Link to maintainability benchmarks
SWE-CI and Needle in the Repo broaden the same concern. SWE-CI finds that many models can look good on style metrics while underperforming on Maintainability Index. Needle in the Repo finds functional test passes can still violate structural oracles.
Supporting maintainability data from earlier insights
| Source | Data point | Why it matters here |
|---|---|---|
| SWE-CI | 15/20 models beat human oracle code on Pylint | Style-clean is not enough. |
| SWE-CI | 20/20 models underperform on Maintainability Index | Maintainability needs deeper checks. |
| Needle in the Repo | 64/483 outcomes pass functional tests but fail structural oracles | Behavior tests miss architecture failures. |
| Needle in the Repo | Dependency Control 4.3% solve rate | Some architectural requirements are especially hard. |
| Needle in the Repo | Responsibility Decomposition 15.2% solve rate | Agents struggle with structural design, not only syntax. |
Source traces: R09 and R46.
Inference for codebase design
Agent-friendly codebases should assume agent PRs are productive but biased. They should make the desired patch shape visible and enforce the unacceptable patch shapes.
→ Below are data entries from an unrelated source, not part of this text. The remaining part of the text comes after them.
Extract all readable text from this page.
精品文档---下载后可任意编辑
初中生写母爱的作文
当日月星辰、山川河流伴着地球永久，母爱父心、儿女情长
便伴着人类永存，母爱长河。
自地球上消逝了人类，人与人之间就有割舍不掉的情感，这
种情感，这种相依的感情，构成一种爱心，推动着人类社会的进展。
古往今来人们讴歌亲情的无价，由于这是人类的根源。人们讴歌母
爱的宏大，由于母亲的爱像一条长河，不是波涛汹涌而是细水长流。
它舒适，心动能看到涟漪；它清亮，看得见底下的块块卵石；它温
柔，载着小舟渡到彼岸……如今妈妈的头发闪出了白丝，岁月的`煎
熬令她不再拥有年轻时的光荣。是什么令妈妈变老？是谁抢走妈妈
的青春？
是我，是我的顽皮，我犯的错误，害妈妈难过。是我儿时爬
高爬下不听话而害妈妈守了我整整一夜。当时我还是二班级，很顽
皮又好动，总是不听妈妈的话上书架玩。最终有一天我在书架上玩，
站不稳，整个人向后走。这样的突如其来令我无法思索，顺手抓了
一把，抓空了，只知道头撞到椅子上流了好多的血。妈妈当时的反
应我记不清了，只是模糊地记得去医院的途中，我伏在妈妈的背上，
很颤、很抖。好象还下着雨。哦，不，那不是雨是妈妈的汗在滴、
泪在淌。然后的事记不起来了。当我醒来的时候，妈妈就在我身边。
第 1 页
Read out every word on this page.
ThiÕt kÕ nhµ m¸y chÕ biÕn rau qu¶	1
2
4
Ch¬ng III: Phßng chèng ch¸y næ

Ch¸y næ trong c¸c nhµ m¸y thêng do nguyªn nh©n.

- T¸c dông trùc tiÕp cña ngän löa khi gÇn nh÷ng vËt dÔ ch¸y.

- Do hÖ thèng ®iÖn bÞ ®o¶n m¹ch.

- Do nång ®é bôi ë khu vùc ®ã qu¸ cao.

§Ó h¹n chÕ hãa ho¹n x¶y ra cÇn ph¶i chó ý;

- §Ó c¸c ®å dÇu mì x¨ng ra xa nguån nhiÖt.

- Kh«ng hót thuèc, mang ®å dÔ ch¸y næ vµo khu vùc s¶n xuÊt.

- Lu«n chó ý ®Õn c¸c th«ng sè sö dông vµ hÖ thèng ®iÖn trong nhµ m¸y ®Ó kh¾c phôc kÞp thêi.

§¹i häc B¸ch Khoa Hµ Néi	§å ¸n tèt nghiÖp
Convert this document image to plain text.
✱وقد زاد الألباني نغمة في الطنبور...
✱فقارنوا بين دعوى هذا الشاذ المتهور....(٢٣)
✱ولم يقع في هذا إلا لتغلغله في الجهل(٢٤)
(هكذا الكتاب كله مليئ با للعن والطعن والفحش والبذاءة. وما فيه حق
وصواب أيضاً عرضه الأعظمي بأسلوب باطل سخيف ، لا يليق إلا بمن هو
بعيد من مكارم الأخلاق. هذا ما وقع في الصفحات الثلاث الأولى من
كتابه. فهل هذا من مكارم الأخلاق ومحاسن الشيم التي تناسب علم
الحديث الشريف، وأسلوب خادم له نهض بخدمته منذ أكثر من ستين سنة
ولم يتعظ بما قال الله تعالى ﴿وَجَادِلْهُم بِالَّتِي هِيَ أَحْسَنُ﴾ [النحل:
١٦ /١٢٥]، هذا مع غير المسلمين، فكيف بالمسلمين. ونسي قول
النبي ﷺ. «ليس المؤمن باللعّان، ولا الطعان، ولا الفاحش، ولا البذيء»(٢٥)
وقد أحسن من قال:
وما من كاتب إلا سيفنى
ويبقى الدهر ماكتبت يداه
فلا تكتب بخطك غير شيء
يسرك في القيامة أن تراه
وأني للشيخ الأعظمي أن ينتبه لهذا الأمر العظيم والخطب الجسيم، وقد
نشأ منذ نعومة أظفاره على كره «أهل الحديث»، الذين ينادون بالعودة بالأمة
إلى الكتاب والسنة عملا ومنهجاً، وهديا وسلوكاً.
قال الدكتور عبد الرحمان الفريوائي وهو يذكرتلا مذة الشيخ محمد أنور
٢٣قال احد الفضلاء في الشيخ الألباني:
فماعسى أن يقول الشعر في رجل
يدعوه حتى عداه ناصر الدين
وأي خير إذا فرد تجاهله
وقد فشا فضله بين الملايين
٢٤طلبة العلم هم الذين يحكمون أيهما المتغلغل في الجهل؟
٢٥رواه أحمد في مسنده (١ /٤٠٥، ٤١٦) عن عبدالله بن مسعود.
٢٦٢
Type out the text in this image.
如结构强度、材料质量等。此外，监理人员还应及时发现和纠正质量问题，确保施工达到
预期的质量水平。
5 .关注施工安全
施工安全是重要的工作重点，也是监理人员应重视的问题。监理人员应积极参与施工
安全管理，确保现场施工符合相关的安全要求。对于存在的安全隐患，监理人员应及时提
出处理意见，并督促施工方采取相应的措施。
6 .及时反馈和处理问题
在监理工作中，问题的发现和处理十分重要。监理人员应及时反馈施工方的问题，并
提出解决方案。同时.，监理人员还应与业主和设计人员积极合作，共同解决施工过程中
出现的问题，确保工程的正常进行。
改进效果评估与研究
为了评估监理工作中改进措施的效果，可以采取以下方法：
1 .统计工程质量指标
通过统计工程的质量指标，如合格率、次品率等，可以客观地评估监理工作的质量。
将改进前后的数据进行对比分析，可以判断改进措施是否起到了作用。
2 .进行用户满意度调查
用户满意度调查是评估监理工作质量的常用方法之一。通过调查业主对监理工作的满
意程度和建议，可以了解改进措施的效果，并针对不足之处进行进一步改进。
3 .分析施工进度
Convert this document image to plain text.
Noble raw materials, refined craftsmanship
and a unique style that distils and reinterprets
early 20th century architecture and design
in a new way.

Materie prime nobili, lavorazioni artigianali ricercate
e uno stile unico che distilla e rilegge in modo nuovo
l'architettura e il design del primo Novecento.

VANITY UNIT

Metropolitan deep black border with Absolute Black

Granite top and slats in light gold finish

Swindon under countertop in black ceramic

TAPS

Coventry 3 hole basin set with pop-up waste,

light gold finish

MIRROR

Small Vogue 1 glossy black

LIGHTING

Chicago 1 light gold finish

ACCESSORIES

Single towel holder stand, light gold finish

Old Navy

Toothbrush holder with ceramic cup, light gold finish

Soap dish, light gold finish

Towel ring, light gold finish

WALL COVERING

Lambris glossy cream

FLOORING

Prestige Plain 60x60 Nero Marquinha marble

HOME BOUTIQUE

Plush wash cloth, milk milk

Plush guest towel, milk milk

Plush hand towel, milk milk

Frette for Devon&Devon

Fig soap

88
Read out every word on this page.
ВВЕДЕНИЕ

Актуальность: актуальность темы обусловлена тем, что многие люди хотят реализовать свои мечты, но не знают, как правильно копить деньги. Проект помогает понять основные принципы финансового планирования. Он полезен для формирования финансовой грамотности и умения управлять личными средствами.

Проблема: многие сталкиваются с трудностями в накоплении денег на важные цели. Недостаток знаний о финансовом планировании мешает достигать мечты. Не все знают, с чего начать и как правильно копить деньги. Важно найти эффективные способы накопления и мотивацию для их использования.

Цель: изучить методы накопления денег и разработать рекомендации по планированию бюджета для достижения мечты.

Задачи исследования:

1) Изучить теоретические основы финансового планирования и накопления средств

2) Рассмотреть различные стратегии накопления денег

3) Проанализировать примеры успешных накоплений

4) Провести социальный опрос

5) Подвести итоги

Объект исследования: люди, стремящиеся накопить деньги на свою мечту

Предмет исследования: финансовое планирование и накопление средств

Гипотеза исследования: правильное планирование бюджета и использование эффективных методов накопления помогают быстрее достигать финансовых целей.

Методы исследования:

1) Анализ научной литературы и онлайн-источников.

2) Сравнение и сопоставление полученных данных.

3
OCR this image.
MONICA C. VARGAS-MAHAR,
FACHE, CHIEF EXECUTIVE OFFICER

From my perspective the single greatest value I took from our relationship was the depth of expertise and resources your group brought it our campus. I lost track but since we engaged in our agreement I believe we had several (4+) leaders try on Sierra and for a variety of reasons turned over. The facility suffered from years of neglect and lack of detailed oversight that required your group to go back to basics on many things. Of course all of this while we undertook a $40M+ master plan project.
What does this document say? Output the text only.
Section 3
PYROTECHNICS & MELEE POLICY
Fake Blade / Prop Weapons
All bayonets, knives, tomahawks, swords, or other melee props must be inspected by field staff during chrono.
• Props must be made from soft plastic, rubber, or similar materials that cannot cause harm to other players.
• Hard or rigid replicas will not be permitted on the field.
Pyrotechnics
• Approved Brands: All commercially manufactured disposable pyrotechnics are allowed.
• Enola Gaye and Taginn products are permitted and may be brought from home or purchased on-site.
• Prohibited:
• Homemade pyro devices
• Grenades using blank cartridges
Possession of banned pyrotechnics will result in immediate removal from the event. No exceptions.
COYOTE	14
| Observed risk | Codebase affordance | Example |
|---|---|---|
| Broad or odd file touch pattern | Ownership and package boundaries | CODEOWNERS, module tags, dependency rules |
| Superficial compatibility shim | Static refactoring rules and API migration tests | OpenGrep/Semgrep/custom lint for old imports |
| "Readability" adds volume | Complexity and maintainability gates | MI/CC thresholds, review checklist |
| Generated files hand-edited | Generated-code policy | "Do not edit generated clients; run generator" lint/CI |
| API call guessing | Generated SDKs and typed clients | OpenAPI -> TypeScript client |
| Structure bypassed but tests pass | Structural oracles | import-boundary lint, architecture tests |
| No-op should be accepted | Reproduction and abstention path | issue-specific verify command |
How this changes the article
The article should not sound like "make the repo nice so agents can move faster." It should say:
- Agents are a new contributor class.
- They have observable patch-shape and quality tendencies.
- The repo needs affordances for generation and guardrails for review.
- The same artifacts help both: types, tests, generated clients, lint rules, package boundaries, setup commands, and explicit task specs.
This gives the talk a more serious engineering tone. It is not "AI agents love clean code." It is "AI agents need operational constraints because their changes have different statistical failure surfaces."
What I should not claim
I should not claim all agent PRs are worse. AIDev is a dataset; it does not score quality by itself. The agent-vs-human PR paper compares merged PRs, which have already passed some project review process. The readability paper is focused on readability-keyword commits and Python metrics.
I should not overclaim static readability metrics. They are signals, not truth. A larger patch can be more readable. A lower Maintainability Index can sometimes be an artifact. The safe claim is that readability intent does not reliably imply structural quality improvement.
Blog visual candidates
- AIDev scale graph: PRs -> repos -> users -> curated subset.
- Agentic-vs-human Cliff's delta bar chart.
- Readability commit outcomes bar chart.
- Review-gate matrix: observed agent PR risk -> codebase guardrail.
- Patch-shape dashboard mock: files touched, generated files, tests changed, boundary violations.
References
- R09: SWE-CI,
paper-text/swe-ci-2603.03823.txt - R46: Needle in the Repo,
paper-text/needle-in-the-repo-2603.27745.txt - R69: AIDev,
paper-text/aidev-agentic-prs-2602.09185.txt - R70: How AI Coding Agents Modify Code,
paper-text/how-ai-coding-agents-modify-code-2601.17581.txt - R76: Do AI Agents Really Improve Code Readability?,
paper-text/readability-agents-2603.13723.txt